CON I SEDIMENTI DI RESCO E MASSANERA SI CURA L'ARNO

13 luglio 2021

A Reggello il materiale che si è accumulato in prossimità delle briglie sui due corsi d’acqua sarà utilizzato per ripristinare le erosioni dell’area golenale del fiume in località Matassino Sono 500 i mc recuperati da reimpiegare. Per il trasporto servono 40 camion Serena Stefani (Presidente Consorzio di Bonifica 2 Alto Valdarno): “Massimo impegno dell’ente per prevenire il rischio idraulico nelle aree urbane e abitate e per riavvicinare le comunità alle aste fluviali”

Cinquecento metricubi di sedimenti, equivalenti a una quarantina di  camion di materiali.

Questo è il volume dei sedimenti che saranno complessivamente rimossi dal Consorzio di Bonifica 2 Alto Valdarno, nel territorio del comune di Reggello,  con l’intervento di  manutenzione ordinaria in fase di esecuzione su Resco e   Massa Nera.

L’operazione, necessaria  per restituire   funzionalità ai due corsi d’acqua, consentirà anche di recuperare materiale da impiegare, poco lontano, per rimodellare, in località Matassino, la golena dell’Arno, dove   alcuni  tratti interessati dalle erosioni necessitano di ripristino, e le banche e le piste di accesso al fiume.

Operai e macchine sono al lavoro da qualche giorno.

Sul Torrente Resco, nei pressi della briglia selettiva a fessura, adiacente alla strada comunale per Pontifogno, dove, a monte dello sbarramento, si sono depositati terre e sassi e dove il restyling prevede anche l’eliminazione del materiale legnoso trascinato dalla corrente.

E sul borro di Massa Nera dove nella briglia selettiva si è stratificato un accumulo terroso.

Nel primo caso il volume da rimuovere e spostare è importante: i tecnici incaricati dall’ente lo hanno stimato in  480 mc.   Questo significa che, con l’impiego di un normale autocarro (con portata pari a 13 mc circa), per completare l’operazione, serviranno almeno 37 viaggi.

Nel secondo caso, in alveo ci sono circa 20 mc da rimuovere.

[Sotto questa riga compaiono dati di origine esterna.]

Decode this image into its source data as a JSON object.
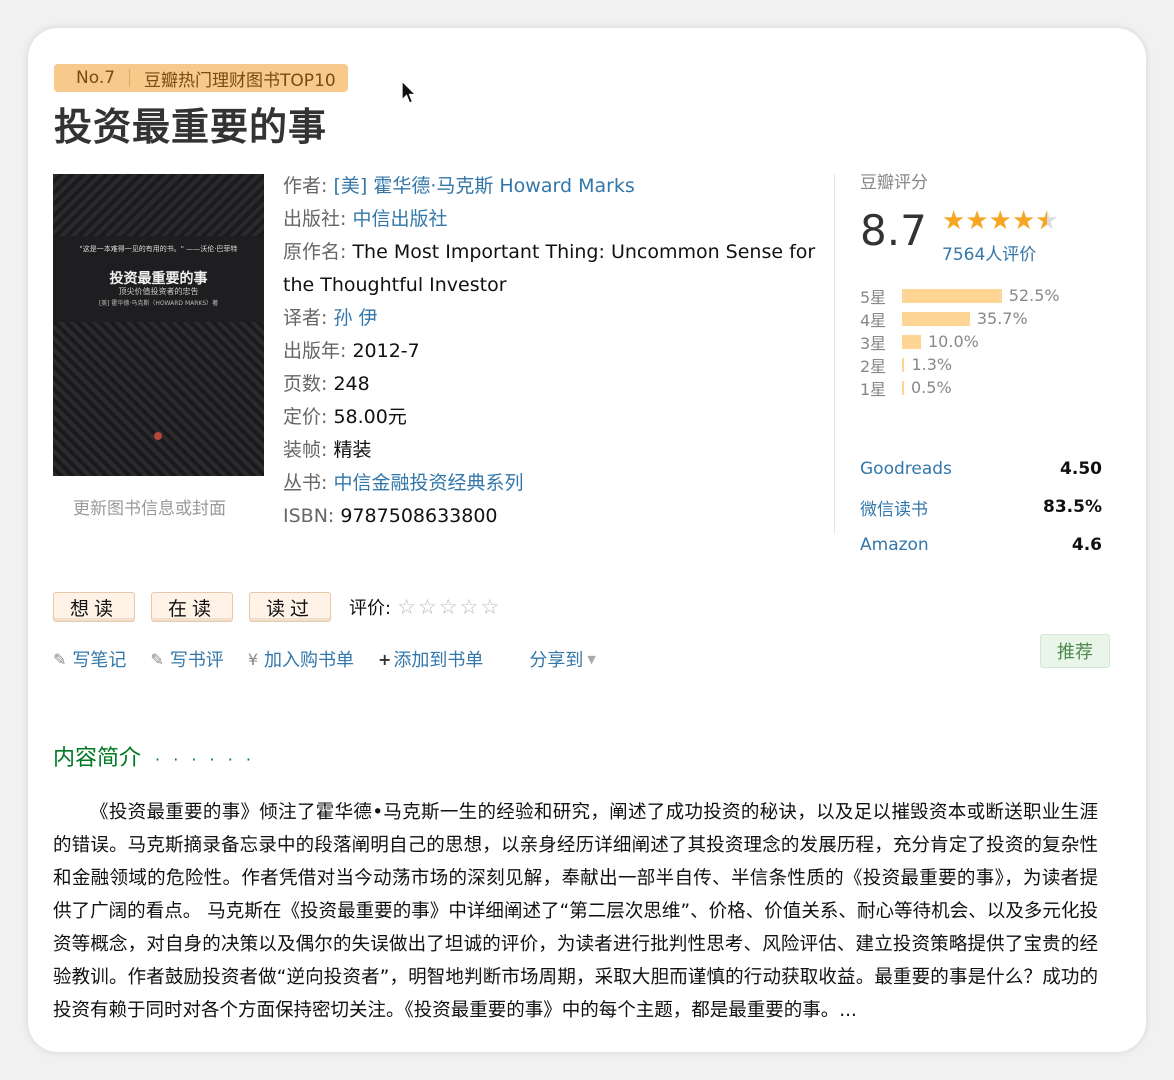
{
  "badge": {
    "rank": "No.7",
    "text": "豆瓣热门理财图书TOP10"
  },
  "book": {
    "title": "投资最重要的事",
    "cover": {
      "quote": "\"这是一本难得一见的有用的书。\" ——沃伦·巴菲特",
      "title": "投资最重要的事",
      "subtitle": "顶尖价值投资者的忠告",
      "author": "[美] 霍华德·马克斯（HOWARD MARKS）著"
    },
    "update_link": "更新图书信息或封面"
  },
  "info": {
    "author_label": "作者:",
    "author": "[美] 霍华德·马克斯 Howard Marks",
    "publisher_label": "出版社:",
    "publisher": "中信出版社",
    "original_label": "原作名:",
    "original": "The Most Important Thing: Uncommon Sense for the Thoughtful Investor",
    "translator_label": "译者:",
    "translator": "孙 伊",
    "year_label": "出版年:",
    "year": "2012-7",
    "pages_label": "页数:",
    "pages": "248",
    "price_label": "定价:",
    "price": "58.00元",
    "binding_label": "装帧:",
    "binding": "精装",
    "series_label": "丛书:",
    "series": "中信金融投资经典系列",
    "isbn_label": "ISBN:",
    "isbn": "9787508633800"
  },
  "rating": {
    "head": "豆瓣评分",
    "score": "8.7",
    "stars": 4.5,
    "count": "7564人评价",
    "distribution": [
      {
        "label": "5星",
        "percent": "52.5%",
        "value": 52.5
      },
      {
        "label": "4星",
        "percent": "35.7%",
        "value": 35.7
      },
      {
        "label": "3星",
        "percent": "10.0%",
        "value": 10.0
      },
      {
        "label": "2星",
        "percent": "1.3%",
        "value": 1.3
      },
      {
        "label": "1星",
        "percent": "0.5%",
        "value": 0.5
      }
    ],
    "other": [
      {
        "name": "Goodreads",
        "value": "4.50"
      },
      {
        "name": "微信读书",
        "value": "83.5%"
      },
      {
        "name": "Amazon",
        "value": "4.6"
      }
    ]
  },
  "actions": {
    "want": "想读",
    "reading": "在读",
    "read": "读过",
    "rate_label": "评价:"
  },
  "tools": {
    "note": "写笔记",
    "review": "写书评",
    "cart": "加入购书单",
    "add_list": "添加到书单",
    "share": "分享到",
    "recommend": "推荐"
  },
  "intro": {
    "title": "内容简介",
    "dots": "· · · · · ·",
    "text": "《投资最重要的事》倾注了霍华德•马克斯一生的经验和研究，阐述了成功投资的秘诀，以及足以摧毁资本或断送职业生涯的错误。马克斯摘录备忘录中的段落阐明自己的思想，以亲身经历详细阐述了其投资理念的发展历程，充分肯定了投资的复杂性和金融领域的危险性。作者凭借对当今动荡市场的深刻见解，奉献出一部半自传、半信条性质的《投资最重要的事》，为读者提供了广阔的看点。 马克斯在《投资最重要的事》中详细阐述了“第二层次思维”、价格、价值关系、耐心等待机会、以及多元化投资等概念，对自身的决策以及偶尔的失误做出了坦诚的评价，为读者进行批判性思考、风险评估、建立投资策略提供了宝贵的经验教训。作者鼓励投资者做“逆向投资者”，明智地判断市场周期，采取大胆而谨慎的行动获取收益。最重要的事是什么？成功的投资有赖于同时对各个方面保持密切关注。《投资最重要的事》中的每个主题，都是最重要的事。..."
  }
}
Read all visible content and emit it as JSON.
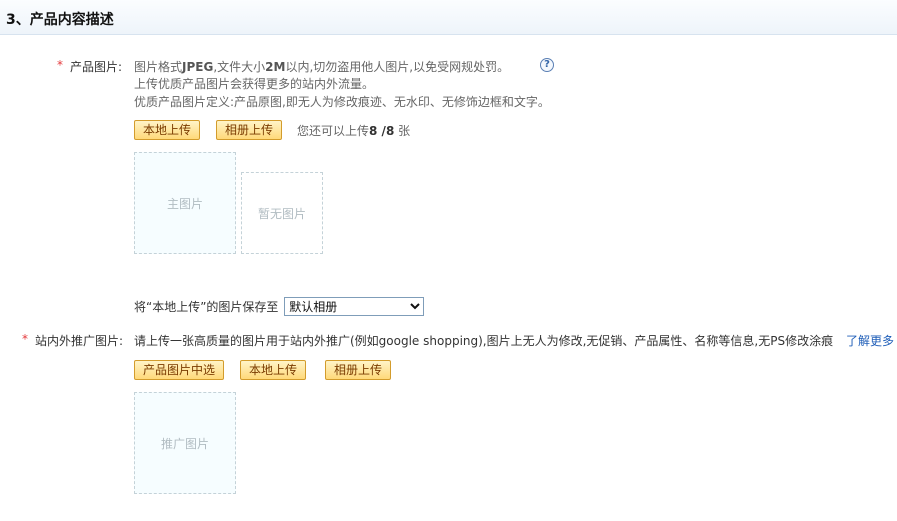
{
  "section": {
    "title": "3、产品内容描述"
  },
  "product_images": {
    "required_mark": "*",
    "label": "产品图片:",
    "hints": [
      [
        "图片格式",
        "JPEG",
        ",文件大小",
        "2M",
        "以内,切勿盗用他人图片,以免受网规处罚。"
      ],
      "上传优质产品图片会获得更多的站内外流量。",
      "优质产品图片定义:产品原图,即无人为修改痕迹、无水印、无修饰边框和文字。"
    ],
    "help_icon": "?",
    "buttons": {
      "local_upload": "本地上传",
      "album_upload": "相册上传"
    },
    "remaining": {
      "prefix": "您还可以上传",
      "count": "8",
      "separator": " /",
      "total": "8",
      "suffix": " 张"
    },
    "slots": {
      "main": "主图片",
      "empty": "暂无图片"
    },
    "save_to": {
      "label": "将“本地上传”的图片保存至",
      "selected": "默认相册"
    }
  },
  "promo_images": {
    "required_mark": "*",
    "label": "站内外推广图片:",
    "hint": "请上传一张高质量的图片用于站内外推广(例如google shopping),图片上无人为修改,无促销、产品属性、名称等信息,无PS修改涂痕",
    "learn_more": "了解更多",
    "buttons": {
      "pick_from_product": "产品图片中选",
      "local_upload": "本地上传",
      "album_upload": "相册上传"
    },
    "slot": "推广图片"
  }
}
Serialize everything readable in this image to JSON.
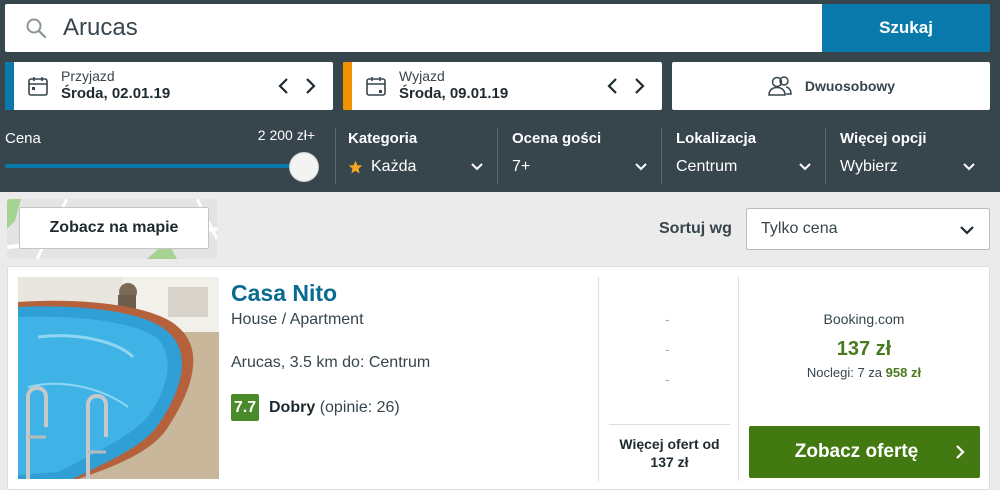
{
  "search": {
    "query": "Arucas",
    "button": "Szukaj"
  },
  "checkin": {
    "label": "Przyjazd",
    "value": "Środa, 02.01.19"
  },
  "checkout": {
    "label": "Wyjazd",
    "value": "Środa, 09.01.19"
  },
  "room": {
    "label": "Dwuosobowy"
  },
  "filters": {
    "price": {
      "label": "Cena",
      "value": "2 200 zł+",
      "level_percent": 100
    },
    "category": {
      "label": "Kategoria",
      "value": "Każda"
    },
    "rating": {
      "label": "Ocena gości",
      "value": "7+"
    },
    "location": {
      "label": "Lokalizacja",
      "value": "Centrum"
    },
    "more": {
      "label": "Więcej opcji",
      "value": "Wybierz"
    }
  },
  "map_button": "Zobacz na mapie",
  "sort": {
    "label": "Sortuj wg",
    "value": "Tylko cena"
  },
  "result": {
    "name": "Casa Nito",
    "type": "House / Apartment",
    "location": "Arucas, 3.5 km do: Centrum",
    "score": "7.7",
    "rating_word": "Dobry",
    "rating_count": "(opinie: 26)",
    "dashes": [
      "-",
      "-",
      "-"
    ],
    "more_offers_line1": "Więcej ofert od",
    "more_offers_line2": "137 zł",
    "provider": "Booking.com",
    "price": "137 zł",
    "nights_text": "Noclegi: 7 za",
    "nights_total": "958 zł",
    "cta": "Zobacz ofertę"
  },
  "colors": {
    "header_bg": "#37454d",
    "accent_blue": "#0a7aad",
    "checkin_stripe": "#0a7aad",
    "checkout_stripe": "#f39200",
    "cta_green": "#427a11",
    "price_green": "#4a7a1e",
    "star": "#f5a623"
  }
}
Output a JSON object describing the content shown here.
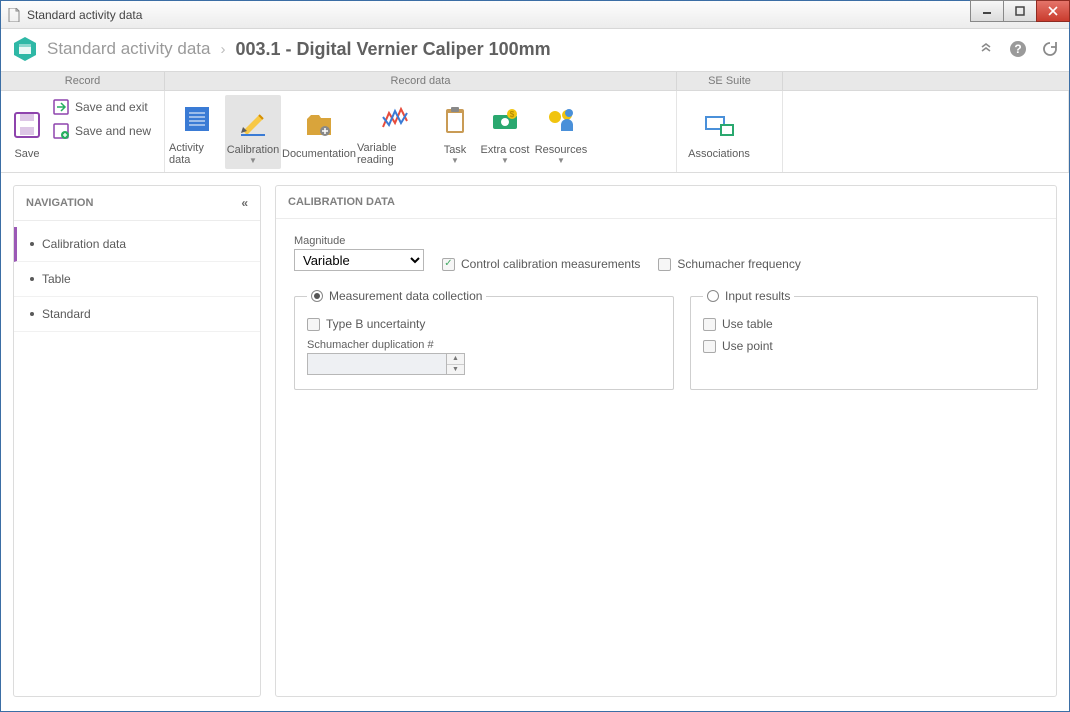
{
  "window": {
    "title": "Standard activity data"
  },
  "breadcrumb": {
    "root": "Standard activity data",
    "title": "003.1 - Digital Vernier Caliper 100mm"
  },
  "ribbon_groups": {
    "record": "Record",
    "record_data": "Record data",
    "se_suite": "SE Suite"
  },
  "ribbon": {
    "save": "Save",
    "save_exit": "Save and exit",
    "save_new": "Save and new",
    "activity_data": "Activity data",
    "calibration": "Calibration",
    "documentation": "Documentation",
    "variable_reading": "Variable reading",
    "task": "Task",
    "extra_cost": "Extra cost",
    "resources": "Resources",
    "associations": "Associations"
  },
  "nav": {
    "header": "NAVIGATION",
    "items": [
      "Calibration data",
      "Table",
      "Standard"
    ]
  },
  "form": {
    "header": "CALIBRATION DATA",
    "magnitude_label": "Magnitude",
    "magnitude_value": "Variable",
    "control_measurements": "Control calibration measurements",
    "schumacher_frequency": "Schumacher frequency",
    "measurement_legend": "Measurement data collection",
    "type_b": "Type B uncertainty",
    "schumacher_dup_label": "Schumacher duplication #",
    "input_results_legend": "Input results",
    "use_table": "Use table",
    "use_point": "Use point"
  }
}
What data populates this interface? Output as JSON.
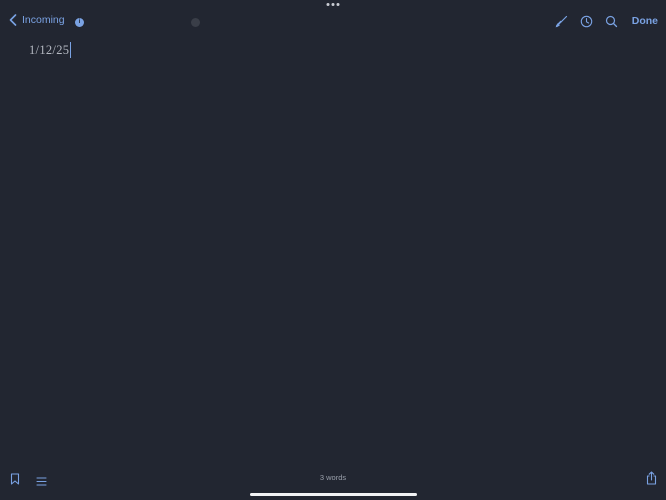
{
  "header": {
    "back_label": "Incoming",
    "info_badge": "i",
    "done_label": "Done"
  },
  "toolbar": {
    "icons": [
      "brush-icon",
      "clock-icon",
      "search-icon"
    ]
  },
  "editor": {
    "text": "1/12/25"
  },
  "footer": {
    "word_count": "3 words"
  },
  "colors": {
    "background": "#222631",
    "accent": "#7aa2e3",
    "text": "#b4b8c1"
  }
}
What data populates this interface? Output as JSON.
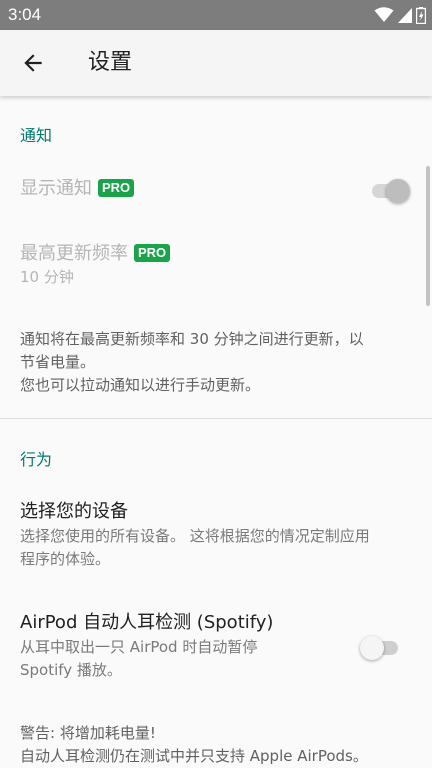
{
  "status_bar": {
    "time": "3:04",
    "icons": [
      "wifi-icon",
      "cell-signal-icon",
      "battery-icon"
    ]
  },
  "app_bar": {
    "back_icon": "arrow-back-icon",
    "title": "设置"
  },
  "sections": {
    "notifications": {
      "header": "通知",
      "show_notification": {
        "label": "显示通知",
        "badge": "PRO",
        "switch_on": true,
        "enabled": false
      },
      "max_update_rate": {
        "label": "最高更新频率",
        "badge": "PRO",
        "value": "10 分钟",
        "enabled": false
      },
      "info_line1": "通知将在最高更新频率和 30 分钟之间进行更新，以",
      "info_line2": "节省电量。",
      "info_line3": "您也可以拉动通知以进行手动更新。"
    },
    "behavior": {
      "header": "行为",
      "select_devices": {
        "title": "选择您的设备",
        "sub_line1": "选择您使用的所有设备。 这将根据您的情况定制应用",
        "sub_line2": "程序的体验。"
      },
      "auto_ear_detection": {
        "title": "AirPod 自动人耳检测 (Spotify)",
        "sub_line1": "从耳中取出一只 AirPod 时自动暂停",
        "sub_line2": "Spotify 播放。",
        "switch_on": false
      },
      "warning_line1": "警告: 将增加耗电量!",
      "warning_line2": "自动人耳检测仍在测试中并只支持 Apple AirPods。"
    }
  },
  "colors": {
    "accent": "#00796b",
    "pro_badge": "#1aa34a",
    "status_bar": "#7d7d7d"
  }
}
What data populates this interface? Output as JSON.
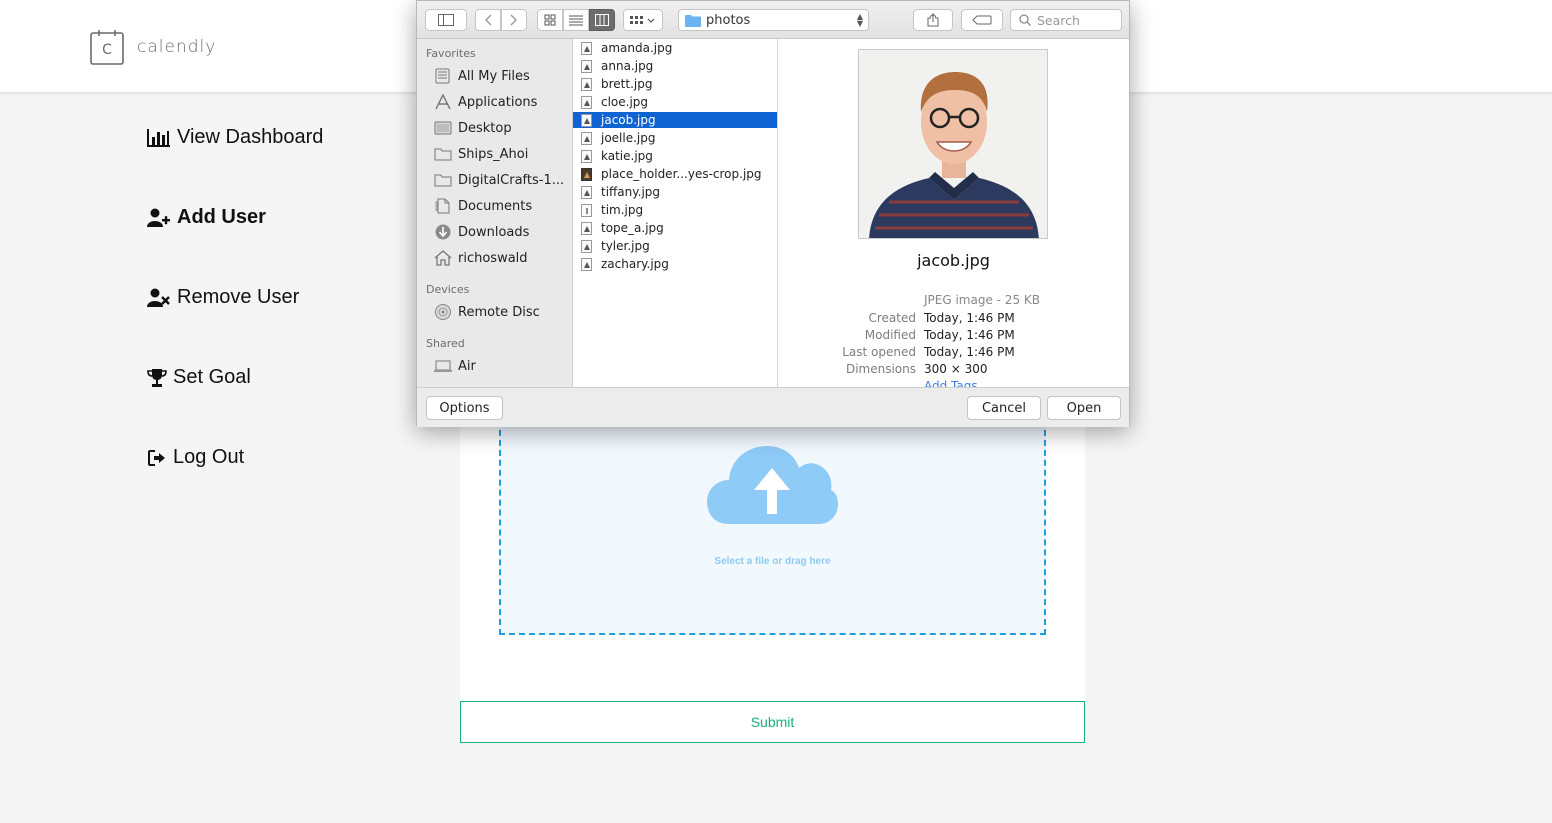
{
  "app": {
    "brand_letter": "C",
    "brand_name": "calendly"
  },
  "nav": [
    {
      "label": "View Dashboard",
      "icon": "bar-chart-icon"
    },
    {
      "label": "Add User",
      "icon": "user-plus-icon"
    },
    {
      "label": "Remove User",
      "icon": "user-times-icon"
    },
    {
      "label": "Set Goal",
      "icon": "trophy-icon"
    },
    {
      "label": "Log Out",
      "icon": "sign-out-icon"
    }
  ],
  "upload": {
    "drop_text": "Select a file or drag here",
    "submit_label": "Submit",
    "accent_color": "#1e9fe0",
    "submit_color": "#18b27a"
  },
  "dialog": {
    "path": "photos",
    "search_placeholder": "Search",
    "sidebar": {
      "favorites_heading": "Favorites",
      "favorites": [
        {
          "label": "All My Files",
          "icon": "all-files-icon"
        },
        {
          "label": "Applications",
          "icon": "applications-icon"
        },
        {
          "label": "Desktop",
          "icon": "desktop-icon"
        },
        {
          "label": "Ships_Ahoi",
          "icon": "folder-icon"
        },
        {
          "label": "DigitalCrafts-1...",
          "icon": "folder-icon"
        },
        {
          "label": "Documents",
          "icon": "documents-icon"
        },
        {
          "label": "Downloads",
          "icon": "downloads-icon"
        },
        {
          "label": "richoswald",
          "icon": "home-icon"
        }
      ],
      "devices_heading": "Devices",
      "devices": [
        {
          "label": "Remote Disc",
          "icon": "disc-icon"
        }
      ],
      "shared_heading": "Shared",
      "shared": [
        {
          "label": "Air",
          "icon": "computer-icon"
        }
      ]
    },
    "files": [
      "amanda.jpg",
      "anna.jpg",
      "brett.jpg",
      "cloe.jpg",
      "jacob.jpg",
      "joelle.jpg",
      "katie.jpg",
      "place_holder...yes-crop.jpg",
      "tiffany.jpg",
      "tim.jpg",
      "tope_a.jpg",
      "tyler.jpg",
      "zachary.jpg"
    ],
    "selected_file": "jacob.jpg",
    "preview": {
      "name": "jacob.jpg",
      "kind": "JPEG image - 25 KB",
      "created_label": "Created",
      "created": "Today, 1:46 PM",
      "modified_label": "Modified",
      "modified": "Today, 1:46 PM",
      "opened_label": "Last opened",
      "opened": "Today, 1:46 PM",
      "dimensions_label": "Dimensions",
      "dimensions": "300 × 300",
      "add_tags": "Add Tags..."
    },
    "options_label": "Options",
    "cancel_label": "Cancel",
    "open_label": "Open"
  }
}
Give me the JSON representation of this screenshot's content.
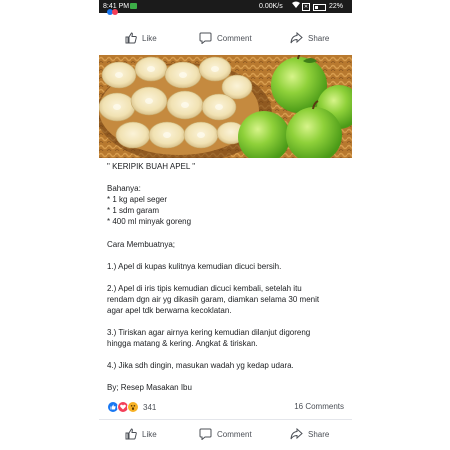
{
  "status_bar": {
    "time": "8:41 PM",
    "speed": "0.00K/s",
    "battery": "22%"
  },
  "actions_top": {
    "like": "Like",
    "comment": "Comment",
    "share": "Share"
  },
  "post": {
    "title": "\" KERIPIK BUAH APEL \"",
    "ingredients_heading": "Bahanya:",
    "ingredients": [
      "* 1 kg apel seger",
      "* 1 sdm garam",
      "* 400 ml minyak goreng"
    ],
    "method_heading": "Cara Membuatnya;",
    "steps": [
      "1.) Apel di kupas kulitnya kemudian dicuci bersih.",
      "2.) Apel di iris tipis kemudian dicuci kembali, setelah itu",
      "rendam dgn air yg dikasih garam, diamkan selama 30 menit",
      "agar apel tdk berwarna kecoklatan.",
      "3.) Tiriskan agar airnya kering kemudian dilanjut digoreng",
      "hingga matang & kering. Angkat & tiriskan.",
      "4.) Jika sdh dingin, masukan wadah yg kedap udara."
    ],
    "credit": "By; Resep Masakan Ibu"
  },
  "reactions": {
    "count": "341",
    "comments": "16 Comments"
  },
  "actions_bottom": {
    "like": "Like",
    "comment": "Comment",
    "share": "Share"
  },
  "colors": {
    "like_blue": "#1877f2",
    "love_red": "#f33e58",
    "wow_yellow": "#f7b125",
    "action_gray": "#4b4f56"
  },
  "icons": [
    "thumbs-up-icon",
    "comment-icon",
    "share-icon",
    "wifi-icon",
    "battery-icon"
  ]
}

Una asportazione meno consistente ma non meno significativa dal punto di vista idraulico.

Il  materiale escavato viene trasportato,  posizionato e distribuito con mezzi meccanici sulla golena dell’Arno al Matassino, dove, in precedenza, è stata effettuata l’operazione di sfalcio della vegetazione. Non solo. Per raggiungere l’area di riutilizzo, il Consorzio di Bonifica ha realizzato una rampa di accesso, da rimuovere una volta completati gli interventi.

“Queste lavorazioni sono state   condivise   dal Consorzio di Bonifica 2 Alto Valdarno con l’amministrazione comunale di Reggello – spiega la Presidente  Serena Stefani -. Interessano  un’area prospicente il centro abitato, quindi insistono su una zona urbana e antropizzata che richiede il massimo sforzo per prevenire situazioni di pericolo e rischio. Inoltre la sistemazione idraulica ha il pregio di migliorare anche la fruibilità dei corsi d’acqua e quindi contribuisce a  riavvicinare i cittadini alle aste fluviali,  uno degli obiettivi su cui è impegnato il Consorzio anche attraverso la promozione dei contratti di fiume”.

“Gli interventi in corso a Reggello – aggiunge Serena Ciofini, responsabile del settore difesa del suolo del Consorzio – sono parte di un lotto più ampio, che comprendere la riprofilatura di alcuni corsi d’acqua anche in altri comuni del Valdarno: operazioni che devono necessariamente essere concentrate in estate quando le portate d’acqua sono minime. Il progetto che stiamo realizzando oltre a migliorare la funzionalità idraulica, ci consente di ottimizzare le risorse, reimpiegando i sedimenti rimossi per tamponare le vicine zone dell’Arno interessate da dissesti”.